Deep Dive into a Few Leagues

The US’s MLS and England’s Premier League stand out as examples of interesting distributions along each score. Next we can use heatmaps (geom_tile) to dive deep into these leagues and see which teams are rising above the rest.

British Premier League

Examining the differences in SPI among British teams confirms the polarization evident in the above joy plots. About six teams (Manchester United through Liverpool) are competitive with one another. The rest of the league teams are competitive with each other. But the top six teams are far removed from the rest of the pack.

ggplot(pairs%>%filter(team.a != team.b & league == 'England - Premier League'), 
       aes(reorder(team.a, desc(spi.a)), reorder(team.b, desc(spi.b)), fill = spi_diff))+
  geom_tile()+
  theme_yaz(base_size = 10)+
  scale_fill_continuous(name = 'Difference\nin SPI', low = yaz_cols[3], high = yaz_cols[4])+
  theme(axis.text.x = element_text(angle = 90),
        legend.position = 'right', legend.direction = 'vertical')+
  labs(title = 'Difference in SPI by Team-Pair',
       x = element_blank(),
       y = element_blank(),
       subtitle = 'SPI Calculated by FiveThirtyEight for 20 BPL Teams',
       caption = 'projects.fivethirtyeight.com/global-club-soccer-rankings/')

US — Major League Soccer

MLS teams are much less polarized. The bulk of the heatmap is greenish — indicating that most teams aren’t that different from one another in terms of SPI. If there is a standout team, it’s Toronto FC.

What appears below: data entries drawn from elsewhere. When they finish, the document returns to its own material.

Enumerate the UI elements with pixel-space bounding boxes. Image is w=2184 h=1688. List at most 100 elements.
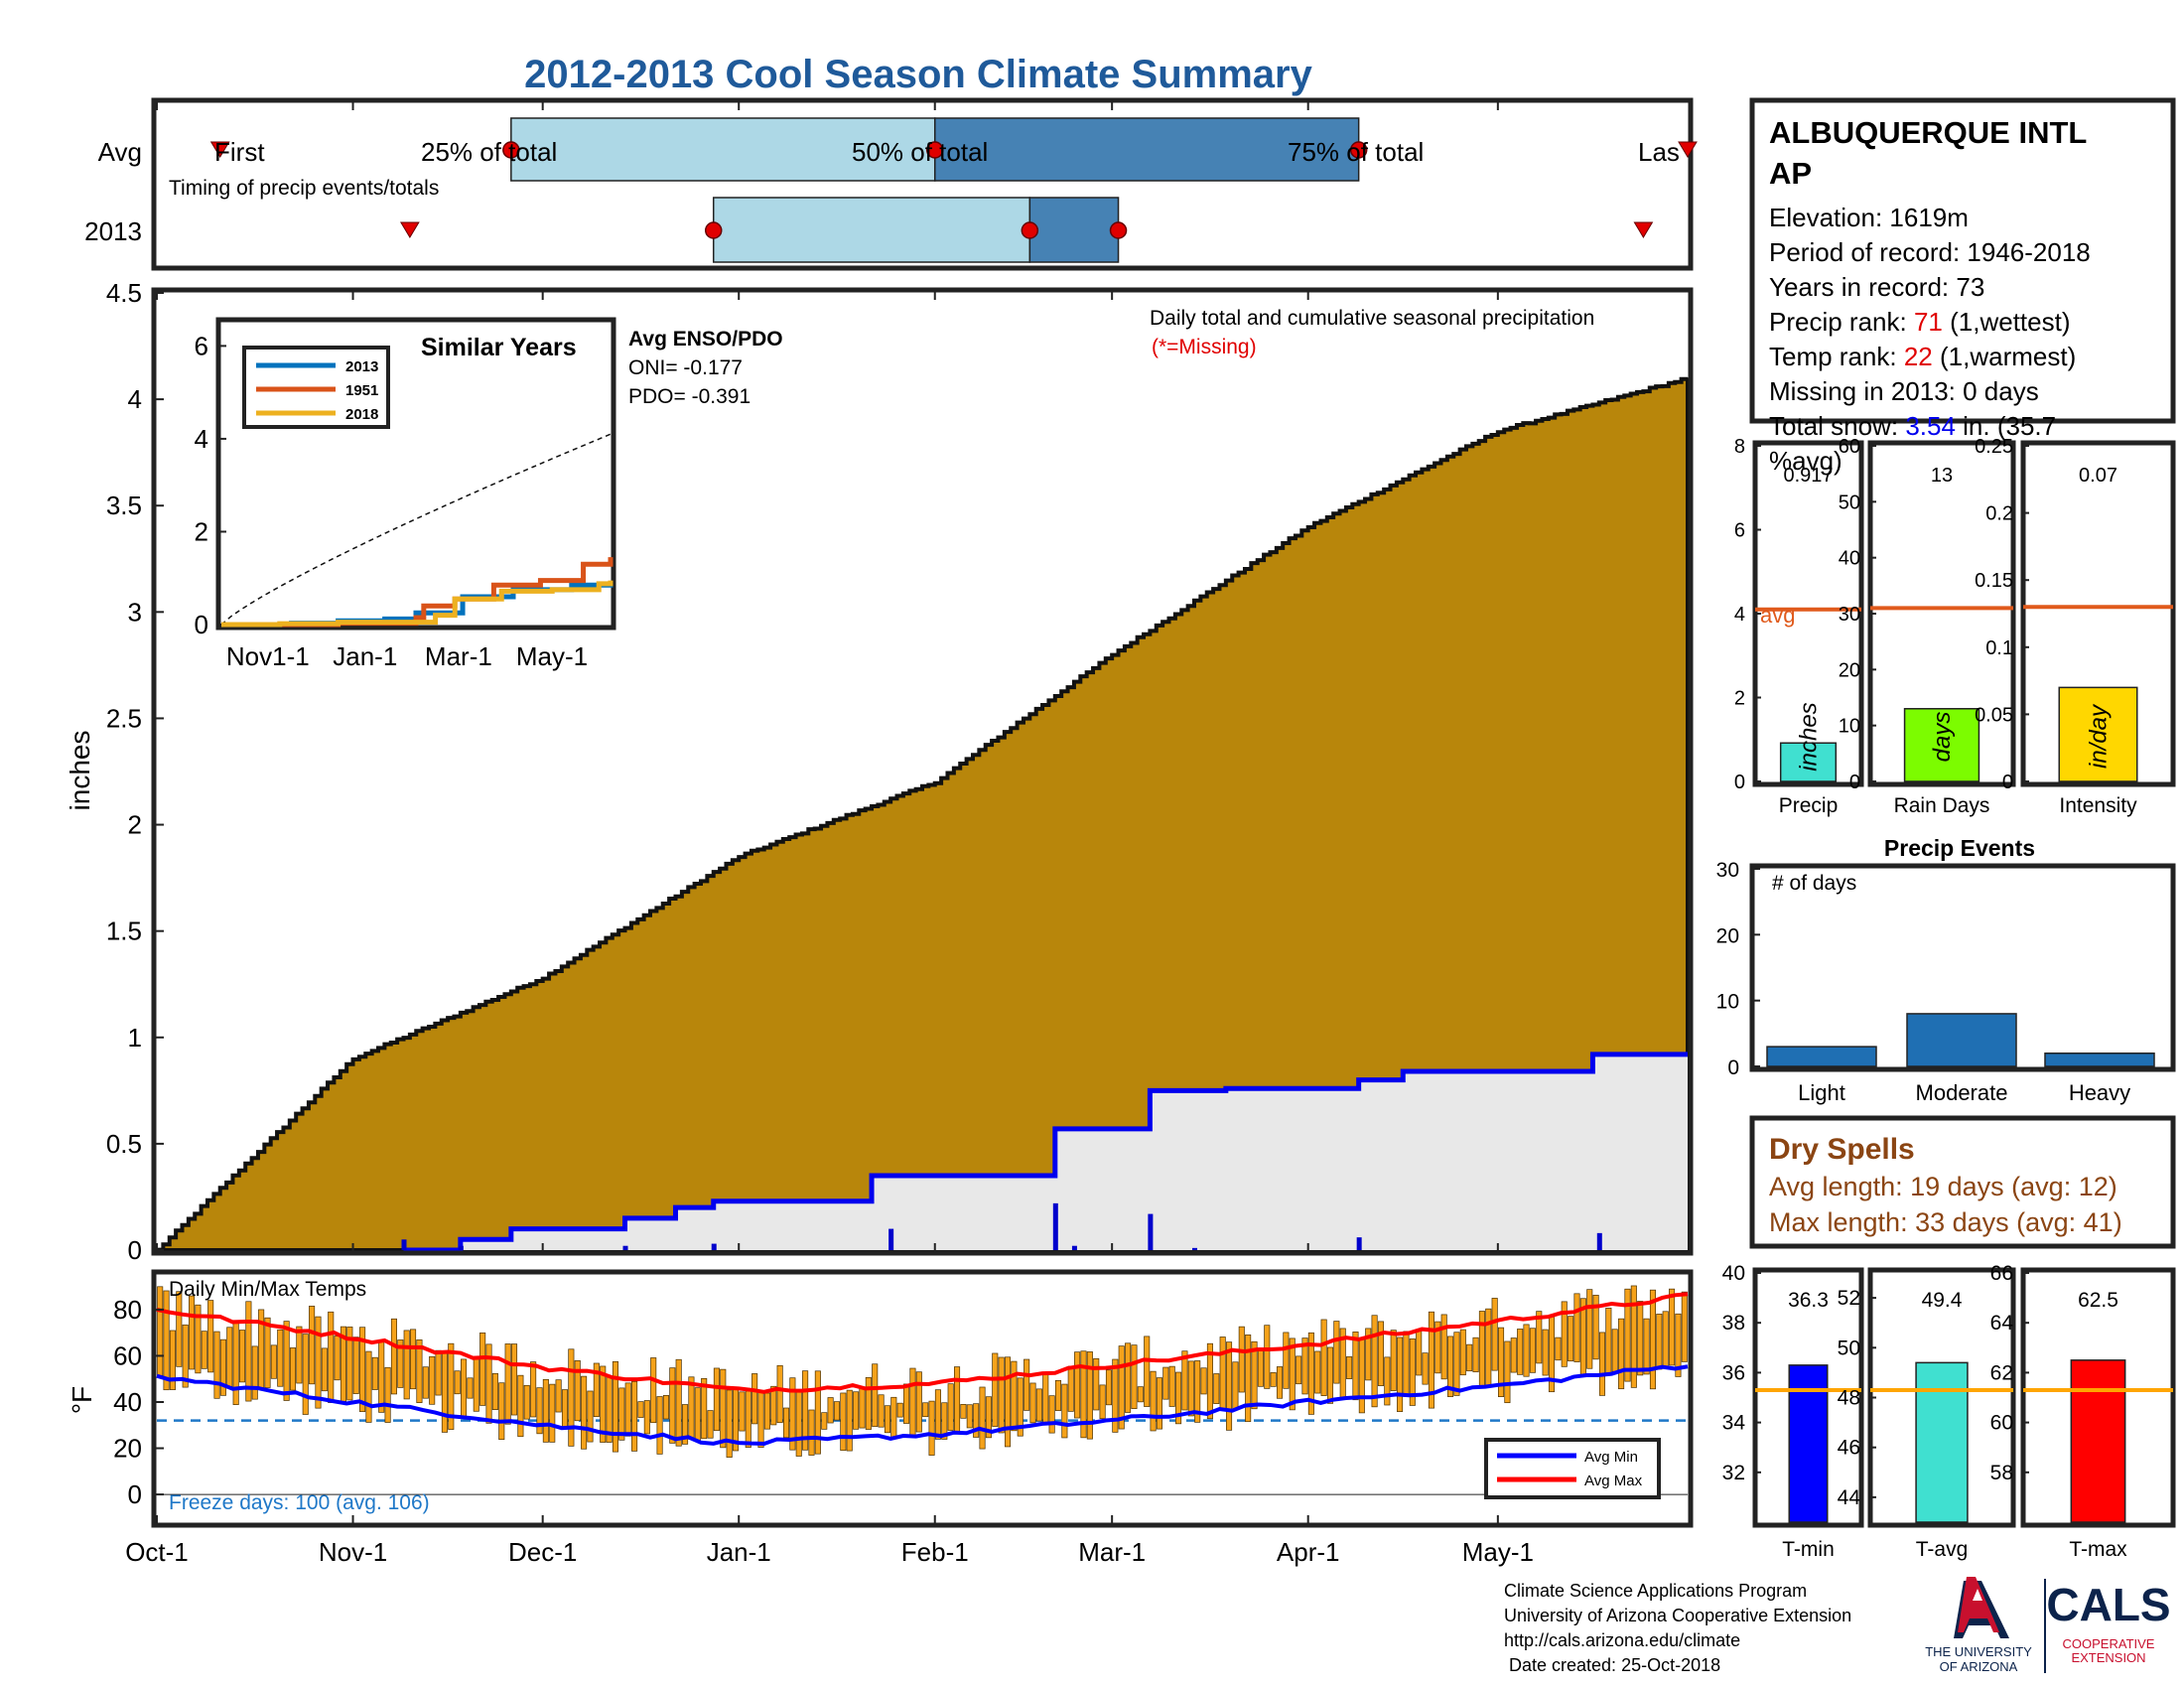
temp-bar-label-tavg: T-avg <box>1916 1538 1969 1561</box>
legend-label-2013: 2013 <box>345 358 378 375</box>
daily-temp-bar-158 <box>1156 1377 1162 1430</box>
daily-temp-bar-185 <box>1326 1346 1334 1404</box>
daily-temp-bar-22 <box>296 1326 303 1384</box>
x-axis-label-6: Apr-1 <box>1277 1537 1340 1567</box>
temp-legend: Avg Min Avg Max <box>1484 1438 1661 1499</box>
x-axis-label-0: Oct-1 <box>125 1537 189 1567</box>
timing-note: Timing of precip events/totals <box>169 177 439 200</box>
daily-temp-bar-114 <box>878 1394 885 1428</box>
timing-avg-triangle-first <box>209 141 230 158</box>
mini-avg-label-precip: avg <box>1760 603 1795 628</box>
daily-temp-bar-43 <box>429 1355 436 1405</box>
timing-year-marker-50 <box>1021 221 1039 239</box>
daily-temp-bar-68 <box>587 1390 594 1443</box>
daily-temp-bar-180 <box>1296 1355 1302 1385</box>
daily-temp-bar-46 <box>448 1342 455 1430</box>
daily-temp-bar-85 <box>694 1387 701 1442</box>
daily-temp-bar-27 <box>328 1311 335 1403</box>
daily-temp-bar-56 <box>510 1343 518 1416</box>
main-ytick-label-6: 3 <box>128 597 142 627</box>
daily-temp-bar-23 <box>302 1334 309 1415</box>
enso-title: Avg ENSO/PDO <box>628 328 783 351</box>
daily-temp-bar-161 <box>1175 1371 1182 1425</box>
daily-temp-bar-207 <box>1466 1343 1473 1372</box>
daily-temp-bar-164 <box>1194 1360 1201 1423</box>
daily-temp-bar-197 <box>1403 1331 1410 1397</box>
timing-avg-marker-50 <box>925 141 944 159</box>
main-chart-ylabel: inches <box>65 731 95 811</box>
station-years: Years in record: 73 <box>1769 272 1984 302</box>
daily-temp-bar-78 <box>650 1357 657 1424</box>
main-chart-note-missing: (*=Missing) <box>1152 336 1257 358</box>
seasonal-totals-bars: 0 2 4 6 8 0.917 inches Precip avg 0 10 20 30 40 50 60 13… <box>1734 436 2176 817</box>
x-axis-label-2: Dec-1 <box>508 1537 577 1567</box>
daily-precip-bar-7 <box>1356 1237 1362 1250</box>
daily-temp-bar-211 <box>1491 1298 1498 1371</box>
daily-temp-bar-167 <box>1213 1373 1220 1404</box>
events-title: Precip Events <box>1884 835 2035 861</box>
daily-temp-bar-105 <box>821 1412 828 1430</box>
daily-temp-bar-125 <box>947 1383 954 1431</box>
avg-min-line <box>156 1364 1689 1446</box>
daily-temp-bar-138 <box>1029 1382 1036 1424</box>
daily-temp-bar-90 <box>726 1389 733 1458</box>
inset-ytick-label-3: 6 <box>195 331 208 360</box>
inset-ytick-label-0: 0 <box>195 610 208 639</box>
avg-cumulative-area <box>155 376 1690 1252</box>
daily-temp-bar-0 <box>157 1286 164 1376</box>
daily-temp-bar-179 <box>1289 1337 1296 1411</box>
daily-temp-bar-47 <box>454 1370 461 1395</box>
daily-temp-bar-174 <box>1257 1349 1264 1387</box>
temp-bar-ytick-tmin-1: 34 <box>1722 1412 1746 1435</box>
mini-chart-intensity: 0 0.05 0.1 0.15 0.2 0.25 0.07 in/day Intensity <box>1975 436 2176 817</box>
daily-temp-bar-184 <box>1320 1319 1327 1396</box>
timing-label-25: 25% of total <box>421 137 557 167</box>
daily-temp-bar-20 <box>283 1321 290 1401</box>
daily-temp-bar-126 <box>954 1366 961 1433</box>
daily-temp-bar-137 <box>1024 1358 1030 1411</box>
events-ytick-1: 10 <box>1716 991 1739 1014</box>
daily-temp-bar-192 <box>1371 1315 1378 1408</box>
daily-temp-bar-69 <box>593 1362 600 1418</box>
mini-unit-raindays: days <box>1929 712 1956 763</box>
inset-line-2018 <box>221 580 614 628</box>
events-label-heavy: Heavy <box>2069 1080 2130 1105</box>
events-bar-moderate <box>1906 1013 2017 1067</box>
daily-temp-bar-11 <box>226 1327 233 1387</box>
daily-temp-bar-10 <box>219 1338 226 1396</box>
station-precip-rank: Precip rank: 71 (1,wettest) <box>1769 307 2071 337</box>
daily-temp-bar-183 <box>1314 1350 1321 1394</box>
snow-unit: in. (35.7 <box>1963 411 2056 441</box>
footer-line3: http://cals.arizona.edu/climate <box>1504 1630 1740 1650</box>
main-ytick-label-0: 0 <box>128 1235 142 1265</box>
daily-temp-bar-143 <box>1061 1383 1068 1439</box>
daily-temp-bar-108 <box>840 1392 847 1452</box>
temp-bar-ytick-tavg-1: 46 <box>1838 1437 1860 1460</box>
mini-ytick-raindays-1: 10 <box>1839 716 1860 738</box>
daily-temp-bar-72 <box>612 1360 618 1453</box>
events-ytick-2: 20 <box>1716 924 1739 947</box>
university-of-arizona-logo: THE UNIVERSITY OF ARIZONA CALS COOPERATI… <box>1925 1577 2171 1674</box>
timing-avg-marker-25 <box>502 141 520 159</box>
mini-chart-raindays: 0 10 20 30 40 50 60 13 days Rain Days <box>1839 436 2016 817</box>
events-label-moderate: Moderate <box>1916 1080 2008 1105</box>
daily-temp-bar-117 <box>896 1402 903 1418</box>
daily-temp-bar-2 <box>169 1330 176 1390</box>
daily-precip-bar-0 <box>401 1239 407 1250</box>
seasonal-temp-bars: 32 34 36 38 40 36.3 T-min 44 46 48 50 52 49.4 T-avg 58… <box>1722 1262 2176 1561</box>
mini-label-raindays: Rain Days <box>1894 794 1990 817</box>
mini-value-raindays: 13 <box>1931 465 1953 487</box>
daily-temp-bar-145 <box>1074 1351 1081 1419</box>
daily-temp-bar-236 <box>1649 1289 1656 1390</box>
daily-temp-bar-92 <box>739 1391 746 1432</box>
daily-temp-bar-111 <box>859 1386 866 1429</box>
temp-bar-value-tavg: 49.4 <box>1922 1289 1963 1312</box>
temp-legend-box <box>1484 1438 1661 1499</box>
daily-temp-bar-214 <box>1510 1337 1517 1373</box>
temperature-panel: 0 20 40 60 80 Daily Min/Max Temps °F Freeze … <box>67 1269 1694 1528</box>
daily-temp-bar-110 <box>853 1391 860 1430</box>
station-elevation: Elevation: 1619m <box>1769 203 1969 232</box>
station-name-line2: AP <box>1769 156 1812 191</box>
daily-temp-bar-84 <box>688 1376 695 1440</box>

ggplot(pairs%>%filter(team.a != team.b & league == 'USA - Major League Soccer'), 
       aes(reorder(team.a, desc(spi.a)), reorder(team.b, desc(spi.b)), fill = spi_diff))+
  geom_tile()+
  theme_yaz(base_size = 10)+
  scale_fill_continuous(name = 'Difference\nin SPI', low = yaz_cols[3], high = yaz_cols[4])+
  theme(axis.text.x = element_text(angle = 90),
        legend.position = 'right', legend.direction = 'vertical')+
  labs(title = 'Difference in SPI by Team-Pair',
       x = element_blank(),
       y = element_blank(),
       subtitle = 'SPI Calculated by FiveThirtyEight for MLS Teams',
       caption = 'projects.fivethirtyeight.com/global-club-soccer-rankings/')

Conclusion

If you’re deciding which leagues might be most exciting to watch, one way to make that judgement is to compare SPI to differences in SPI. Ideally, I want to watch competitive soccer with good teams.

league.sum <- pairs%>%
  group_by(league)%>%
  summarise(med.spi = median(spi.a),
            med.dif = median(spi_diff))
ggplot(league.sum, aes(med.dif, med.spi, label = league))+
  geom_text(size = 3)+
  theme_yaz()+
  labs(x = 'Median Pairwise SPI-Difference',
       y = 'Median SPI Rating',
       title = 'Competitiveness vs. Quality by League',
       caption = 'projects.fivethirtyeight.com/global-club-soccer-rankings/')

The teams in the top-left quadrant of the Competitiveness by League plot have the highest SPI ratings and the lowest differences between them. Spain’s La Liga, and Germany’s Bundesliga are the most exciting leagues to watch by this criteria. That doesn’t mean there won’t be fun games to watch from the British Premier League or MLS, but the best balances of competition and fun come from Germany and Spain right now.